Mayo Clinic in Jacksonville and United Therapeutics Corp. are another step closer to opening their proposed lung-restoration center at Mayo’s Southside campus.
The city is reviewing a permit application for Whiting-Turner Contracting Co. to handle a $6.2 million project for soil improvements, foundations and structural concrete work at 14221 Kendall Hinch Circle for a three-story, 75,000-square-foot building on three acres.
That is next to the Birdsall Medical Research and Griffin Cancer Research buildings on the Mayo campus at 4500 San Pablo Road, just off Butler Boulevard.
Mayo Public Affairs Manager Kevin Punsky said Thursday site work is scheduled to start May 1, and the completion of construction is estimated for the first quarter of 2019.
He said it could create about 70 jobs. He said previously that about 25 United Therapeutics staff will run the center, and Mayo Clinic will dedicate about 50 employees to it.
The project owner is listed as Lung Biotechnology PBC of Silver Spring, Md.
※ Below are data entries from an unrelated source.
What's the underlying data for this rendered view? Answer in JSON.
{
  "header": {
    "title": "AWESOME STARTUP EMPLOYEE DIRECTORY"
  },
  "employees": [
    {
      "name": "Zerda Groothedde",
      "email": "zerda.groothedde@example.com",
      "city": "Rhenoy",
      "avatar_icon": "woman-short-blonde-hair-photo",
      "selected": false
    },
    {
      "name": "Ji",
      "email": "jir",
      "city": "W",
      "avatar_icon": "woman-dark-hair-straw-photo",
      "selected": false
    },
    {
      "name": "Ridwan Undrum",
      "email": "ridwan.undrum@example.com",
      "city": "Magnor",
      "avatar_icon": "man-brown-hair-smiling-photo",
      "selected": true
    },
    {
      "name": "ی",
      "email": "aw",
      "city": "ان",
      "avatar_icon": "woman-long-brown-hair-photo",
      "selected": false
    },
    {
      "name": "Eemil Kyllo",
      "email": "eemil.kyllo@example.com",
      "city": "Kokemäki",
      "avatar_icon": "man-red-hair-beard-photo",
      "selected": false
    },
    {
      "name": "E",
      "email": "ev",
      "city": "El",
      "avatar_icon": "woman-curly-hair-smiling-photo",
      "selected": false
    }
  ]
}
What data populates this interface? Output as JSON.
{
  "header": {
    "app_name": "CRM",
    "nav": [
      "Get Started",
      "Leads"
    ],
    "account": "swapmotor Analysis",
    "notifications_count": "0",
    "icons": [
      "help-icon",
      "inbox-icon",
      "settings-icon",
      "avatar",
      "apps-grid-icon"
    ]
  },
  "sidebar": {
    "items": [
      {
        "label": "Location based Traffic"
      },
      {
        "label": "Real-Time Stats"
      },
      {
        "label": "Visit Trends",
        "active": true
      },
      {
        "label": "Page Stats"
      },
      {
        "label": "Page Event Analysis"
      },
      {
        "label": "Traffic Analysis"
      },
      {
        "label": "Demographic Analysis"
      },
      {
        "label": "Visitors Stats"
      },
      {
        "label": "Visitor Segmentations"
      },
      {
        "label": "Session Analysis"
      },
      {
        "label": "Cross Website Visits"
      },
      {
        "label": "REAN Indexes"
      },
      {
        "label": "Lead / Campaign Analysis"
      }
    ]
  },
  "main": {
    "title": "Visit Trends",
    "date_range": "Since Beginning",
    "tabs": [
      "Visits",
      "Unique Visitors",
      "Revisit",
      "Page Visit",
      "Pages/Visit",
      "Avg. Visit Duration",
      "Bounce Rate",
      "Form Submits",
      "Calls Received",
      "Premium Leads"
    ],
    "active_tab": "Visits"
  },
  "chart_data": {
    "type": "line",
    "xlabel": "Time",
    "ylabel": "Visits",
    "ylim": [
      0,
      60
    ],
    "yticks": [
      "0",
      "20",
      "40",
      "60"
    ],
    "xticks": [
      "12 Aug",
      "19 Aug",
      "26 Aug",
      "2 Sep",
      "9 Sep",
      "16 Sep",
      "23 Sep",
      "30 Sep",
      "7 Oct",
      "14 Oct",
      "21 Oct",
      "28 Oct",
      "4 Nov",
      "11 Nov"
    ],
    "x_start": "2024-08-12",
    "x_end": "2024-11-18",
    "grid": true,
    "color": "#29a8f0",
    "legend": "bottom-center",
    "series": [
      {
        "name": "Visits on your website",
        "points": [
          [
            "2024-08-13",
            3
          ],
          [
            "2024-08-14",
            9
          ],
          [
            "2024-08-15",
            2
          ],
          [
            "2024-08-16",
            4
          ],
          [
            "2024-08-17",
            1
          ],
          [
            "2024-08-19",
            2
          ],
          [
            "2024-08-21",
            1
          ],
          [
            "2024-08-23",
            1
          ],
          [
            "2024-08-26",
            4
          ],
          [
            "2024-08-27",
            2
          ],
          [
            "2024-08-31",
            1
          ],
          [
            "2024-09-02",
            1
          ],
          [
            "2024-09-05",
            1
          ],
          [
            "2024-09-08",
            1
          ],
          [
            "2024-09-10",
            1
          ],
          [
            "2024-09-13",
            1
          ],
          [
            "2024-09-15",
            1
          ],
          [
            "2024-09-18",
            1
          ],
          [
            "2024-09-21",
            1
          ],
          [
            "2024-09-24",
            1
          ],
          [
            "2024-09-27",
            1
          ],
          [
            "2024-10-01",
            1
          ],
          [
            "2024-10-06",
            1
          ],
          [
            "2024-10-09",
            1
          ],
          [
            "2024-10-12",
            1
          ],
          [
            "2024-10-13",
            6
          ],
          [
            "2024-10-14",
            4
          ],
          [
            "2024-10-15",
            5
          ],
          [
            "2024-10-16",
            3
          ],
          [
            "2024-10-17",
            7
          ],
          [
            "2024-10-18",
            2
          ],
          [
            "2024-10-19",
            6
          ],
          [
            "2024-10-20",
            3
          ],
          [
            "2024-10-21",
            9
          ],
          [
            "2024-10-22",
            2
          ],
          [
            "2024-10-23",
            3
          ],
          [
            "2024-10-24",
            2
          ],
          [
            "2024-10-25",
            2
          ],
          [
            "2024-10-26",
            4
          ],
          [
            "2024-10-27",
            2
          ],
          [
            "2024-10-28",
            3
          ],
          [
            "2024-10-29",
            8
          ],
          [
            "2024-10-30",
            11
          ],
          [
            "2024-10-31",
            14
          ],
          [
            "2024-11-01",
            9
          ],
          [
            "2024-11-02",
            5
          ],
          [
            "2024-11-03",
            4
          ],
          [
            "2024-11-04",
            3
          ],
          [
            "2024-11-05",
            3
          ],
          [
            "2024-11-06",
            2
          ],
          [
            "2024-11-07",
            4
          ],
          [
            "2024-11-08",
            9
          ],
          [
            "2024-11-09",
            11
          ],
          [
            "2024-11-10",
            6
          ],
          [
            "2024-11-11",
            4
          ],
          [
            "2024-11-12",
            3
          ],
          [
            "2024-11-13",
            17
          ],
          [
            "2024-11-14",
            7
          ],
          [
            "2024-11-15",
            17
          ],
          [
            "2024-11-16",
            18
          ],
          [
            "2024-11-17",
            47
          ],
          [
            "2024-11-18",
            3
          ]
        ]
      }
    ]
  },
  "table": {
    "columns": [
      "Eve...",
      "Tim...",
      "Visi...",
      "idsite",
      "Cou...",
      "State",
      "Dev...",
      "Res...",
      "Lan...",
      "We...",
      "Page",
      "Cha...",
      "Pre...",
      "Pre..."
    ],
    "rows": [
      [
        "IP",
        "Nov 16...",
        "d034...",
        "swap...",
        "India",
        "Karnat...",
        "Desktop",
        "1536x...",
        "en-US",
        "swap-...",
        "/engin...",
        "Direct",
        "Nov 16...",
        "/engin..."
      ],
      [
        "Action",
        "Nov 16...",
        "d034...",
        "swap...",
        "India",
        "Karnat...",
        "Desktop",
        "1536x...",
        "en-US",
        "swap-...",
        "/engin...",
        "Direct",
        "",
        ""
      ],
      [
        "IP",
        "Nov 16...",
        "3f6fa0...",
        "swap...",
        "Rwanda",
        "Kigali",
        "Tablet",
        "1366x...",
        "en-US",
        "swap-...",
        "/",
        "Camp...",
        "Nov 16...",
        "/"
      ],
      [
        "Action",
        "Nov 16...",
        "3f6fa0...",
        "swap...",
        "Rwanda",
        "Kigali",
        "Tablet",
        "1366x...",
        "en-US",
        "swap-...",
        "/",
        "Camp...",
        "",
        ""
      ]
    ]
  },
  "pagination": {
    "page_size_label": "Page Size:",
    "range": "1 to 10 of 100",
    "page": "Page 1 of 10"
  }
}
Lung PBC is a division of United Therapeutics, and Lung PBC is Lung Biotechnology Public Benefit Corporation.
Mayo Clinic and United Therapeutics are partnering to develop and operate the center, but have not confirmed financial details about the scope of the project.
United Therapeutics is a biotechnology company that focuses on the development and commercialization of products for the medical needs of patients in life-threatening conditions.
It and Mayo Clinic said in June 2015 that the goal of the lung-restoration center was to significantly increase the volume of lungs for transplantation by preserving and restoring selected marginal donor lungs, making them viable for transplantation.
They said the restored lungs will be made available to patients at Mayo Clinic and other transplant centers throughout the United States.
The building also will be used for Mayo to conduct research. Both Lung PBC and Mayo Clinic activities will produce materials or therapies that Mayo will use in a clinical setting elsewhere on the campus.
As shown to the city, the building would feature six “ex vivo lung perfusion” rooms on the first floor; executive and other offices, workstations, a conference room, command center, call rooms and a gym on the second floor; and labs and offices on the third floor.
The fourth floor is the roof and mechanical and machine rooms. The building is being designed for more floors to be added if needed.
The center was expected to be completed this year. Punsky said that given the state of the growth on the Mayo campus, the organizations recognized there might be some delays “as we continuously evaluate projects to make sure they are coordinated and fit our vision and mission to provide the highest quality of care to our patients as technology evolves.”